When first hearing about self-driving vehicles one might think that the important point is that one can travel with her or his car with less stress and concentrate to other things than driving. This is a positive effect as well. However, the core reason for the importance of self-driving vehicles is elsewhere. Self-driven vehicles enable the future of non-ownersip of cars and transportation becoming an application driven service with flexible transportation means with lower cost.
The world´s most valuable startup, Californian origin company Uber, is pushing a new revolution, where anybody can order a taxi-type service with much lower cost than earlier. This does not mean today cars without drivers, but the new way of service is opening a path to self-driven cars. In Europe, where public transportation, is in a much stronger position than in the USA and many other places in the globe, mobile as a service (Maas) concept is opening a new way of organising people´s transportation services. This will also push self-driven vehicle development.
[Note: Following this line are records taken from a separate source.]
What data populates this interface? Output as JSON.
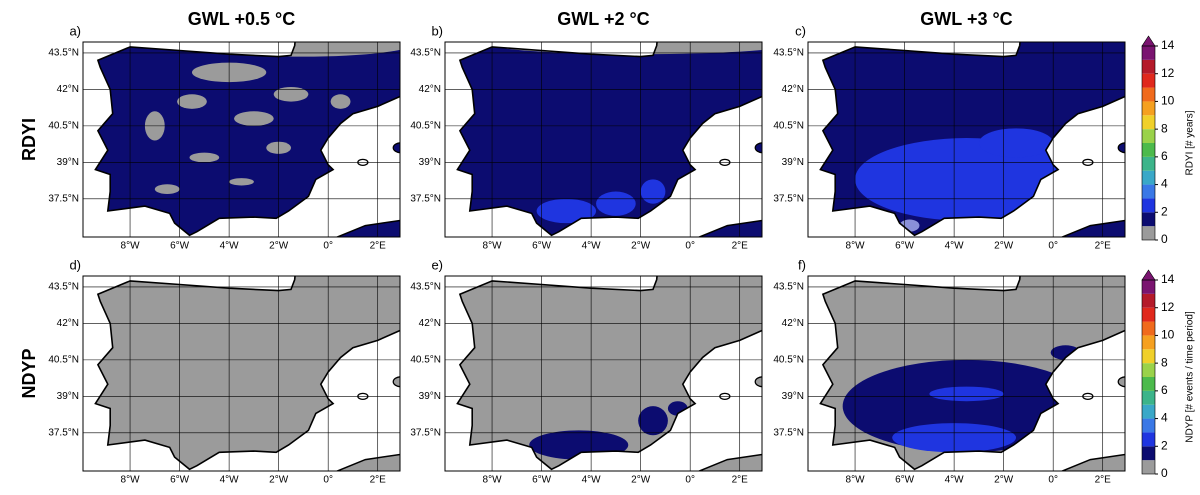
{
  "columns": [
    "GWL +0.5 °C",
    "GWL +2 °C",
    "GWL +3 °C"
  ],
  "rows": [
    {
      "label": "RDYI",
      "colorbar_label": "RDYI [# years]"
    },
    {
      "label": "NDYP",
      "colorbar_label": "NDYP [# events / time period]"
    }
  ],
  "panels": [
    "a)",
    "b)",
    "c)",
    "d)",
    "e)",
    "f)"
  ],
  "lat_ticks": [
    "43.5°N",
    "42°N",
    "40.5°N",
    "39°N",
    "37.5°N"
  ],
  "lon_ticks": [
    "8°W",
    "6°W",
    "4°W",
    "2°W",
    "0°",
    "2°E"
  ],
  "colorbar": {
    "ticks": [
      0,
      2,
      4,
      6,
      8,
      10,
      12,
      14
    ],
    "colors": [
      "#9b9b9b",
      "#0c0c70",
      "#1f35e0",
      "#3a78e6",
      "#3aa8c8",
      "#3cb48a",
      "#4cba4c",
      "#9ad24a",
      "#f0d02a",
      "#f5a020",
      "#f06a1c",
      "#e0281c",
      "#b41a2a",
      "#7a1470"
    ]
  }
}
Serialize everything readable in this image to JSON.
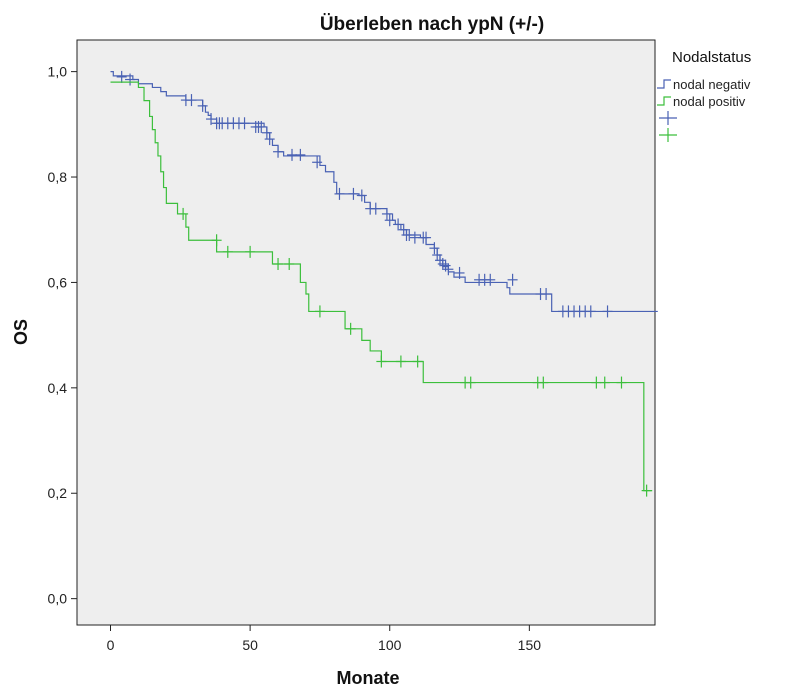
{
  "chart_data": {
    "type": "line",
    "title": "Überleben nach ypN (+/-)",
    "xlabel": "Monate",
    "ylabel": "OS",
    "xlim": [
      -12,
      195
    ],
    "ylim": [
      -0.05,
      1.06
    ],
    "x_ticks": [
      0,
      50,
      100,
      150
    ],
    "x_tick_labels": [
      "0",
      "50",
      "100",
      "150"
    ],
    "y_ticks": [
      0.0,
      0.2,
      0.4,
      0.6,
      0.8,
      1.0
    ],
    "y_tick_labels": [
      "0,0",
      "0,2",
      "0,4",
      "0,6",
      "0,8",
      "1,0"
    ],
    "grid": false,
    "legend": {
      "title": "Nodalstatus",
      "placement": "right",
      "entries": [
        {
          "label": "nodal negativ",
          "kind": "line",
          "color": "#4a62b4"
        },
        {
          "label": "nodal positiv",
          "kind": "line",
          "color": "#3cbf3c"
        },
        {
          "label": "",
          "kind": "censor",
          "color": "#4a62b4"
        },
        {
          "label": "",
          "kind": "censor",
          "color": "#3cbf3c"
        }
      ]
    },
    "series": [
      {
        "name": "nodal negativ",
        "color": "#4a62b4",
        "steps": [
          [
            0,
            1.0
          ],
          [
            1,
            0.992
          ],
          [
            8,
            0.985
          ],
          [
            10,
            0.977
          ],
          [
            15,
            0.97
          ],
          [
            18,
            0.962
          ],
          [
            20,
            0.954
          ],
          [
            27,
            0.946
          ],
          [
            33,
            0.935
          ],
          [
            34,
            0.923
          ],
          [
            35,
            0.917
          ],
          [
            36,
            0.91
          ],
          [
            38,
            0.902
          ],
          [
            55,
            0.895
          ],
          [
            56,
            0.884
          ],
          [
            57,
            0.872
          ],
          [
            58,
            0.86
          ],
          [
            60,
            0.848
          ],
          [
            62,
            0.84
          ],
          [
            75,
            0.822
          ],
          [
            77,
            0.81
          ],
          [
            80,
            0.79
          ],
          [
            81,
            0.768
          ],
          [
            89,
            0.765
          ],
          [
            91,
            0.752
          ],
          [
            93,
            0.74
          ],
          [
            99,
            0.73
          ],
          [
            101,
            0.718
          ],
          [
            102,
            0.71
          ],
          [
            104,
            0.7
          ],
          [
            106,
            0.69
          ],
          [
            111,
            0.685
          ],
          [
            113,
            0.672
          ],
          [
            116,
            0.665
          ],
          [
            117,
            0.652
          ],
          [
            118,
            0.642
          ],
          [
            119,
            0.63
          ],
          [
            121,
            0.62
          ],
          [
            123,
            0.61
          ],
          [
            127,
            0.6
          ],
          [
            142,
            0.59
          ],
          [
            143,
            0.578
          ],
          [
            158,
            0.545
          ],
          [
            196,
            0.545
          ]
        ],
        "censored": [
          [
            4,
            0.99
          ],
          [
            7,
            0.985
          ],
          [
            27,
            0.946
          ],
          [
            29,
            0.946
          ],
          [
            33,
            0.935
          ],
          [
            36,
            0.91
          ],
          [
            38,
            0.902
          ],
          [
            39,
            0.902
          ],
          [
            40,
            0.902
          ],
          [
            42,
            0.902
          ],
          [
            44,
            0.902
          ],
          [
            46,
            0.902
          ],
          [
            48,
            0.902
          ],
          [
            52,
            0.895
          ],
          [
            53,
            0.895
          ],
          [
            54,
            0.895
          ],
          [
            56,
            0.884
          ],
          [
            57,
            0.872
          ],
          [
            60,
            0.848
          ],
          [
            65,
            0.842
          ],
          [
            68,
            0.842
          ],
          [
            74,
            0.828
          ],
          [
            82,
            0.768
          ],
          [
            87,
            0.768
          ],
          [
            90,
            0.765
          ],
          [
            93,
            0.74
          ],
          [
            95,
            0.74
          ],
          [
            99,
            0.73
          ],
          [
            100,
            0.718
          ],
          [
            103,
            0.71
          ],
          [
            105,
            0.7
          ],
          [
            106,
            0.69
          ],
          [
            107,
            0.69
          ],
          [
            109,
            0.685
          ],
          [
            112,
            0.685
          ],
          [
            113,
            0.685
          ],
          [
            116,
            0.665
          ],
          [
            117,
            0.652
          ],
          [
            118,
            0.642
          ],
          [
            119,
            0.635
          ],
          [
            120,
            0.632
          ],
          [
            121,
            0.625
          ],
          [
            125,
            0.618
          ],
          [
            132,
            0.605
          ],
          [
            134,
            0.605
          ],
          [
            136,
            0.605
          ],
          [
            144,
            0.605
          ],
          [
            154,
            0.578
          ],
          [
            156,
            0.578
          ],
          [
            162,
            0.545
          ],
          [
            164,
            0.545
          ],
          [
            166,
            0.545
          ],
          [
            168,
            0.545
          ],
          [
            170,
            0.545
          ],
          [
            172,
            0.545
          ],
          [
            178,
            0.545
          ]
        ]
      },
      {
        "name": "nodal positiv",
        "color": "#3cbf3c",
        "steps": [
          [
            0,
            0.98
          ],
          [
            10,
            0.97
          ],
          [
            12,
            0.945
          ],
          [
            14,
            0.915
          ],
          [
            15,
            0.89
          ],
          [
            16,
            0.865
          ],
          [
            17,
            0.84
          ],
          [
            18,
            0.81
          ],
          [
            19,
            0.78
          ],
          [
            20,
            0.75
          ],
          [
            24,
            0.73
          ],
          [
            27,
            0.705
          ],
          [
            28,
            0.68
          ],
          [
            38,
            0.658
          ],
          [
            58,
            0.635
          ],
          [
            68,
            0.6
          ],
          [
            70,
            0.578
          ],
          [
            71,
            0.545
          ],
          [
            84,
            0.512
          ],
          [
            90,
            0.49
          ],
          [
            93,
            0.47
          ],
          [
            97,
            0.45
          ],
          [
            112,
            0.41
          ],
          [
            191,
            0.41
          ],
          [
            191,
            0.205
          ],
          [
            194,
            0.205
          ]
        ],
        "censored": [
          [
            26,
            0.73
          ],
          [
            38,
            0.68
          ],
          [
            42,
            0.658
          ],
          [
            50,
            0.658
          ],
          [
            60,
            0.635
          ],
          [
            64,
            0.635
          ],
          [
            75,
            0.545
          ],
          [
            86,
            0.512
          ],
          [
            97,
            0.45
          ],
          [
            104,
            0.45
          ],
          [
            110,
            0.45
          ],
          [
            127,
            0.41
          ],
          [
            129,
            0.41
          ],
          [
            153,
            0.41
          ],
          [
            155,
            0.41
          ],
          [
            174,
            0.41
          ],
          [
            177,
            0.41
          ],
          [
            183,
            0.41
          ],
          [
            192,
            0.205
          ]
        ]
      }
    ]
  }
}
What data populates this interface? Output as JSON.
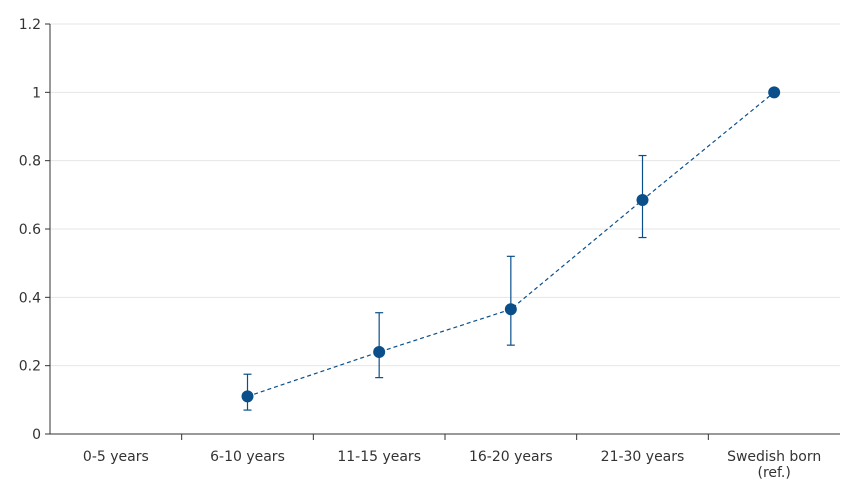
{
  "chart_data": {
    "type": "line",
    "title": "",
    "xlabel": "",
    "ylabel": "",
    "categories": [
      [
        "0-5 years"
      ],
      [
        "6-10 years"
      ],
      [
        "11-15 years"
      ],
      [
        "16-20 years"
      ],
      [
        "21-30 years"
      ],
      [
        "Swedish born",
        "(ref.)"
      ]
    ],
    "ylim": [
      0,
      1.2
    ],
    "yticks": [
      "0",
      "0.2",
      "0.4",
      "0.6",
      "0.8",
      "1",
      "1.2"
    ],
    "grid": true,
    "legend": "none",
    "series": [
      {
        "values": [
          null,
          0.11,
          0.24,
          0.365,
          0.685,
          1.0
        ],
        "lower": [
          null,
          0.07,
          0.165,
          0.26,
          0.575,
          null
        ],
        "upper": [
          null,
          0.175,
          0.355,
          0.52,
          0.815,
          null
        ],
        "color": "#0b4f8a",
        "line_style": "dashed"
      }
    ]
  }
}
Uber today is based on three business principles common to many fast growing start-ups: 1.) Asset light business model 2.) Sharing economy (peer-to-peer services) 3.) Customers paying on access to service rather than owning the asset (car in this case). Especially young people do not prefer to own a car, but rather want to have access easily and cost effectively to available cars or other transport means. For this reason car sharing is already growing rapidly in many city areas. Services are more cost effective without drivers. However, this leads to a development that Uber, among other transportation service companies, and car manufacturers are now investing heavily to self-driving vehicles. This will make, as a side effect, Uber business less “Asset light” and open a new type of risk for this large startup.
We can see the future cities and their transportation services and facilities different from today´s world. New service structure with self-driving vehicles as one core element will transform daily life as profoundly as cars did in the 20th century: reinventing transport and reshaping cities, while also dramatically reducing road deaths and pollution.
For rural areas and large countries with reasonable few people, like in large part of Finland, the revolution will came later with a little different form.